“Are you trying to get fresh with me?” he demanded dangerously.
“Yes,” said Ashe.
The answer seemed to disconcert his adversary. He was silent for a moment.
“Well,” he said at last, “maybe it’s all for the best. If you weren’t full of gall probably you wouldn’t have come here at all; and whoever takes on this job of mine has got to have gall if he has nothing else. I think we shall suit each other.”
“What is the job?”
The little man’s face showed doubt and perplexity.
“It’s awkward. If I’m to make the thing clear to you I’ve got to trust you. And I don’t know a thing about you. I wish I had thought of that before I inserted the advertisement.”
Ashe appreciated the difficulty.
“Couldn’t you make an A—B case out of it?”
“Maybe I could if I knew what an A—B case was.”
“Call the people mixed up in it A and B.”
“And forget, halfway through, who was which! No; I guess I’ll have to trust you.”
“I’ll play square.”
The little man fastened his eyes on Ashe’s in a piercing stare. Ashe met them smilingly. His spirits, always fairly cheerful, had risen high by now. There was something about the little man, in spite of his brusqueness and ill temper, which made him feel flippant.
“Pure white!” said Ashe.
“Eh?”
“My soul! And this”—he thumped the left section of his waistcoat—“solid gold. You may fire when ready, Gridley. Proceed, professor.”
“I don’t know where to begin.”
“Without presuming to dictate, why not at the beginning?”
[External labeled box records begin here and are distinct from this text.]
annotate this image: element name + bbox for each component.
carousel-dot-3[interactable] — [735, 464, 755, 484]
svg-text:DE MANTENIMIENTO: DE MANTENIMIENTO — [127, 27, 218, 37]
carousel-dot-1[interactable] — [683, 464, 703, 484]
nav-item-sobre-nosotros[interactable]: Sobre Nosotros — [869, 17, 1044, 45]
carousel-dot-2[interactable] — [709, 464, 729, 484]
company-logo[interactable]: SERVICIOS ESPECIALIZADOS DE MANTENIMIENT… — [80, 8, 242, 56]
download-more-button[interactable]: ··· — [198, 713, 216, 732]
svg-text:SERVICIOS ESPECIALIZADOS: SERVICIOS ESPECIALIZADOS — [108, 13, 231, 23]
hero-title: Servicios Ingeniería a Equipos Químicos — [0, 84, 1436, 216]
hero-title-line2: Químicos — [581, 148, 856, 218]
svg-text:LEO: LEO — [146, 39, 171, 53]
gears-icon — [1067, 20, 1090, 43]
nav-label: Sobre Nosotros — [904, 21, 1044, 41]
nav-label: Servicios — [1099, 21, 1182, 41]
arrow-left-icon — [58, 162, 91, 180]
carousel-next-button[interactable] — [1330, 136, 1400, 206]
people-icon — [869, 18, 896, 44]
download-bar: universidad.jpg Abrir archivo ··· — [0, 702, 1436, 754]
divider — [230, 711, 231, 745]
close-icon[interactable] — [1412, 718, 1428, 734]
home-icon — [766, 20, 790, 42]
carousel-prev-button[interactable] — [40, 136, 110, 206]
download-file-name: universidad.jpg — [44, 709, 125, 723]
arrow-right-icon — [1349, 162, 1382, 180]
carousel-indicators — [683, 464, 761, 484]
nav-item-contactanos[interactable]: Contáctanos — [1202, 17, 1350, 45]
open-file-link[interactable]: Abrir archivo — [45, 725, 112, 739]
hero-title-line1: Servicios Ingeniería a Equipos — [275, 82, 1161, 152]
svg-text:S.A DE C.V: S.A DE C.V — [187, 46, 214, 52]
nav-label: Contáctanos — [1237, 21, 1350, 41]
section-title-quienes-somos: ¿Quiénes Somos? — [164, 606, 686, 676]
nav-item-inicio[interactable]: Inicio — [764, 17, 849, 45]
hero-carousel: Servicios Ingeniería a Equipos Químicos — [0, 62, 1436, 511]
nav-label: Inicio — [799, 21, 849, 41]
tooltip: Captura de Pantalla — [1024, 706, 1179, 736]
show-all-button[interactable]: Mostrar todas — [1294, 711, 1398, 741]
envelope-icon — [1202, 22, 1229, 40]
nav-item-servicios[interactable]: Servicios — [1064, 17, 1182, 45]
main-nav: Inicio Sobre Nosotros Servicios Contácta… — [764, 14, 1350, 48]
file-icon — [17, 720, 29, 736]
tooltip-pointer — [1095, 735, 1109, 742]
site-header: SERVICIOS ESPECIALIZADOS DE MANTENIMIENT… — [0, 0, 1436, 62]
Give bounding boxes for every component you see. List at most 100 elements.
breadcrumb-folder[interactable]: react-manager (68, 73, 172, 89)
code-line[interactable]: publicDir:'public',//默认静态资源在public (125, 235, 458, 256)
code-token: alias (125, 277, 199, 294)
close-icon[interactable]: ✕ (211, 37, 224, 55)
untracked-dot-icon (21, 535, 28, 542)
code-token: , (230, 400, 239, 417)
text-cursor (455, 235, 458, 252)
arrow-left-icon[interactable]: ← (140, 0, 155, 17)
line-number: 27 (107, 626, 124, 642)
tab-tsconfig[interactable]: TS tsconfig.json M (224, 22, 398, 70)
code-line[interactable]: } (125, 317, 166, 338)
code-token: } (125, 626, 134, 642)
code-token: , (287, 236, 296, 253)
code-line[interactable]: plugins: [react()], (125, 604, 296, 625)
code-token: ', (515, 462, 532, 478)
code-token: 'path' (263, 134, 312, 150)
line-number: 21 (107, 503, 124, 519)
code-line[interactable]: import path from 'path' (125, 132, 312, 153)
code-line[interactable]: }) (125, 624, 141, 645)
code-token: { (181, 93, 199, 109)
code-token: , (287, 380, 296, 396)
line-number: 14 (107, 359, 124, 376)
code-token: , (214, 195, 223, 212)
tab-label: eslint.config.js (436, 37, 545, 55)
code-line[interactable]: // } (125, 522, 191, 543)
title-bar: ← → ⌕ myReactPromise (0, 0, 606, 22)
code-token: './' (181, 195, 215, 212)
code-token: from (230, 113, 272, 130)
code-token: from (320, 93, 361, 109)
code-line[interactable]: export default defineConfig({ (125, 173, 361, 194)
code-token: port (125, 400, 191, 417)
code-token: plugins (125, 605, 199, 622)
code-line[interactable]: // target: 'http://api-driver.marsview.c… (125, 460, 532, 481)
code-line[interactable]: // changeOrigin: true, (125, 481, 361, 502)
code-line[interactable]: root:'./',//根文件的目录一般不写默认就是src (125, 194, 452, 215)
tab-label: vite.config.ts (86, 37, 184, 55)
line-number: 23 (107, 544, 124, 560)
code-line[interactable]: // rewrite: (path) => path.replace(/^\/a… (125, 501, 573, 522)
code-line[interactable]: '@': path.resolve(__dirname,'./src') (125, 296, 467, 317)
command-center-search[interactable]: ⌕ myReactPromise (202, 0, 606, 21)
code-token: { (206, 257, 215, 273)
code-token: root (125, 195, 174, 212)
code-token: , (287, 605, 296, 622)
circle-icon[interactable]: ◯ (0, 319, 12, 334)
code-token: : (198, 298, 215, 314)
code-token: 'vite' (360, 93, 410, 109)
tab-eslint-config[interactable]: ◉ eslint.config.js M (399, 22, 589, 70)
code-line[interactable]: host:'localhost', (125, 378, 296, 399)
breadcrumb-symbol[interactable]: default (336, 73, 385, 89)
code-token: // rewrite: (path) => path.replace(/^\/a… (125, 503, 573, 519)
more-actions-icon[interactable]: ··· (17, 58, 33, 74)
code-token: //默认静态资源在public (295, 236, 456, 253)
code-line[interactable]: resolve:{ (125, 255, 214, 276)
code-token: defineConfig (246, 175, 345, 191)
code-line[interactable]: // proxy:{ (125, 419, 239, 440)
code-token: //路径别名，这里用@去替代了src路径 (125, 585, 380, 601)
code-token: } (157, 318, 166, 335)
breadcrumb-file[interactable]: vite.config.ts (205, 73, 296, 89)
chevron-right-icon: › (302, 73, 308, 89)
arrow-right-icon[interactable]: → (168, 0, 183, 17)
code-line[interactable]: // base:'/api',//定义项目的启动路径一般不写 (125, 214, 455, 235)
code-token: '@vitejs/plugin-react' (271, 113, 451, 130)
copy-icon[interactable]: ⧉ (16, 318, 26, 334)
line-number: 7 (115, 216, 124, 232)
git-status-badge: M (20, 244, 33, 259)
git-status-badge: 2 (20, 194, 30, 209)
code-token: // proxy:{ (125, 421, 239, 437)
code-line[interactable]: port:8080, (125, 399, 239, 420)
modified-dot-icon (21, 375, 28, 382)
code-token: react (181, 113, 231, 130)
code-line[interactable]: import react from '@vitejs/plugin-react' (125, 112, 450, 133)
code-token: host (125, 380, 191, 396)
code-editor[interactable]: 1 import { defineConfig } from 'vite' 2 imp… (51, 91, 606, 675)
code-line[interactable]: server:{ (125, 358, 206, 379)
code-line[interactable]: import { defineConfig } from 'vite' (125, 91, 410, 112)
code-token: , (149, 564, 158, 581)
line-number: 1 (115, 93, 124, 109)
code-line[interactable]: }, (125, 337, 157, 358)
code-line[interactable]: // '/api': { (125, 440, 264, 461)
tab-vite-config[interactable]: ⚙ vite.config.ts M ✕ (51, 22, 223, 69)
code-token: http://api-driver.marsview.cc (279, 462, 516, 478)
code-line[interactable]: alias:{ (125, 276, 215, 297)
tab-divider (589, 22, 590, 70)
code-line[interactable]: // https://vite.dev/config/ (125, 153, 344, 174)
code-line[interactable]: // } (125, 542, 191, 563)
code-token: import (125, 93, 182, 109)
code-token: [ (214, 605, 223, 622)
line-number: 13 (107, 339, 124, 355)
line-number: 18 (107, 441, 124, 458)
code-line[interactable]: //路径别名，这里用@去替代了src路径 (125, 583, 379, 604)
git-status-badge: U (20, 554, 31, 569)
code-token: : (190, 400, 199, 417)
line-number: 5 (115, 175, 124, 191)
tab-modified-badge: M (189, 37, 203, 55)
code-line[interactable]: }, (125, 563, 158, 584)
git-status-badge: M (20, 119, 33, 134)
“It’s all so darned complicated that I don’t rightly know which is the beginning. Well, see here . . . I collect scarabs. I’m crazy about scarabs. Ever since I quit business, you might say that I have practically lived for scarabs.”
“Though it sounds like an unkind thing to say of anyone,” said Ashe. “Incidentally, what are scarabs?” He held up his hand. “Wait! It all comes back to me. Expensive classical education, now bearing belated fruit. Scarabaeus—Latin; noun, nominative—a beetle. Scarabaee—vocative—O you beetle! Scarabaeum— accusative—the beetle. Scarabaei—of the beetle. Scarabaeo—to or for the beetle. I remember now. Egypt—Rameses—pyramids— sacred scarabs! Right!”
“Well, I guess I’ve gotten together the best collection of scarabs outside the British Museum, and some of them are worth what you like to me. I don’t reckon money when it comes to a question of my scarabs. Do you understand?”
“Sure, Mike!”
Displeasure clouded the little man’s face.
“My name is not Mike.”
“I used the word figuratively, as it were.”
“Well, don’t do it again. My name is J. Preston Peters, and Mr. Peters will do as well as anything else when you want to attract my attention.”
“Mine is Marson. You were saying, Mr. Peters—?”